Beispielhaft stellt Leonhard Helten in » ›Reisende Bouwmeester‹ – Der Werkvertrag zwischen den Kirchherren von St. Peter zu Leiden und dem Werkmeister Rutger aus Köln aus dem Jahre 1391« dar, wie die werkmeisterlichen Anteile aussehen konnten. Er zeigte, dass sich das Parallelrippengewölbe im Binnenchor der St. Nikolauskirche in Kampen unmittelbar mit Meister Rutger aus Köln in Verbindung bringen lässt, der seit 1369 mit der Fertigstellung des Baus beauftragt war. Ebenfalls unter seiner Leitung wurde die St. Peterskirche in Leiden zwischen 1391 und 1402 begonnen. Die schlichteren Formen dieses Baus sind auf den Import von größenteils in den Steinbrüchen vorgefertigten Werksteinen zurückzuführen. Ohne die schriftliche Überlieferung, wonach Meister Rutger 21 Tage pro Jahr auf der Baustelle präsent zu sein hatte, wäre diese Zuschreibung allerdings kaum möglich gewesen.

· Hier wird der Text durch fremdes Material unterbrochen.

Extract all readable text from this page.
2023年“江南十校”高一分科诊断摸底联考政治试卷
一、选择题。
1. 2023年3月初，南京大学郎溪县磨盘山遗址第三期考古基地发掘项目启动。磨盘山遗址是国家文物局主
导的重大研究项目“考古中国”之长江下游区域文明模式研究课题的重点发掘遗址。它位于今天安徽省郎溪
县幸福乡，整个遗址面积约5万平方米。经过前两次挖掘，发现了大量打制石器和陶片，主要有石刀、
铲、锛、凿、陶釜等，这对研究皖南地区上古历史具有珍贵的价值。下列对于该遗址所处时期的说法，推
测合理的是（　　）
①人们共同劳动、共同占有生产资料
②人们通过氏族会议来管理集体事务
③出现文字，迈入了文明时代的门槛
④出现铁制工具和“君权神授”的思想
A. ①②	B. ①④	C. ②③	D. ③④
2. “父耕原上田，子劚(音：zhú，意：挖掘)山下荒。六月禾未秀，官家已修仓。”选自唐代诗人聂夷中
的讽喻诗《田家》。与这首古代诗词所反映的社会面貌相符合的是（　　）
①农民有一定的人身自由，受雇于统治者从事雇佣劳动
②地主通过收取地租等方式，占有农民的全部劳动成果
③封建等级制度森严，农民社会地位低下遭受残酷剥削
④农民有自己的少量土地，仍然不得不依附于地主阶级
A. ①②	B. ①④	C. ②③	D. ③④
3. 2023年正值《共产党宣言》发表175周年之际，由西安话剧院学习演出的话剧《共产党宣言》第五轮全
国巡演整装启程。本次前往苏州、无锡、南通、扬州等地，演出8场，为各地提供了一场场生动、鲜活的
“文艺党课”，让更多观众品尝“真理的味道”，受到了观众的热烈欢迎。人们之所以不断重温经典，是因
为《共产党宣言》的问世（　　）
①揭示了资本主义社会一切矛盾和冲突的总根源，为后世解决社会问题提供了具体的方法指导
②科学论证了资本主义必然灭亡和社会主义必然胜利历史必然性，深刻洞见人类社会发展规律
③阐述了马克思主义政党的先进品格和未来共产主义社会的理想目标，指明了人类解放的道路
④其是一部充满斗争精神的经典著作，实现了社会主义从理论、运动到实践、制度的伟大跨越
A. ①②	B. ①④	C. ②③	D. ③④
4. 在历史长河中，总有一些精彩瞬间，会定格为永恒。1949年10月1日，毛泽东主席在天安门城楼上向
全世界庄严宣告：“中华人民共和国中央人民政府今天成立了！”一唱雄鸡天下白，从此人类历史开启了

Ulrich Knapp präsentiert in seinem Beitrag » Steinmetz 58 – Ein Wanderer zwischen den Welten « ein Beispiel für die Fluktuation spezialisierter Arbeitskräfte, die bei Bedarf oder Auftragsmangel auch einfachere Aufgaben übernahmen.
Wie die Werkmeister an ihre Aufträge kamen, untersucht Franz Bischoff. Demzufolge gab es nördlich der Alpen spätestens seit dem 15. Jahrhundert einen Wettbewerb um Aufträge und Dienststellungen, wie Bewerbungsschreiben belegen. Im Einzelfall reichte das Spektrum vom Billigangebot über Initiativbewerbungen bis zur Bitte eines Stadtrates um die Ausleihe eines anderswo beschäftigten Werkmeisters.
Im Gegensatz zur Tagung, die einzelne Aspekte, wie die werkmeisterlichen Anteile am Bauprozess oder die politische Dimension bei der Wahl eines Werkmeisters, sehr ausführlich behandelte, gibt sich der zugehörige Tagungsband mit einer geradezu minimalistischen Auswahl an Beiträgen zum Thema zufrieden. Er eignet sich daher nur um einen allgemeinen Überblick zu erhalten. Zahlreiche Bilder und Quellen, sowie Verweise auf aktuelle Forschungsliteratur unterstreichen den wissenschaftlichen Charakter des Buches. Allerdings erschwert der überwiegende Gebrauch von Schachtelsätzen und Fachtermini, insbesondere aus dem Bereich Architektur, die Lektüre. Grundsätzlich ist das Buch empfehlenswert für interessierte Kunsthistoriker, aber nicht für interessierte Laien, da die Beiträge teilweise viel peripheres Wissen voraussetzen.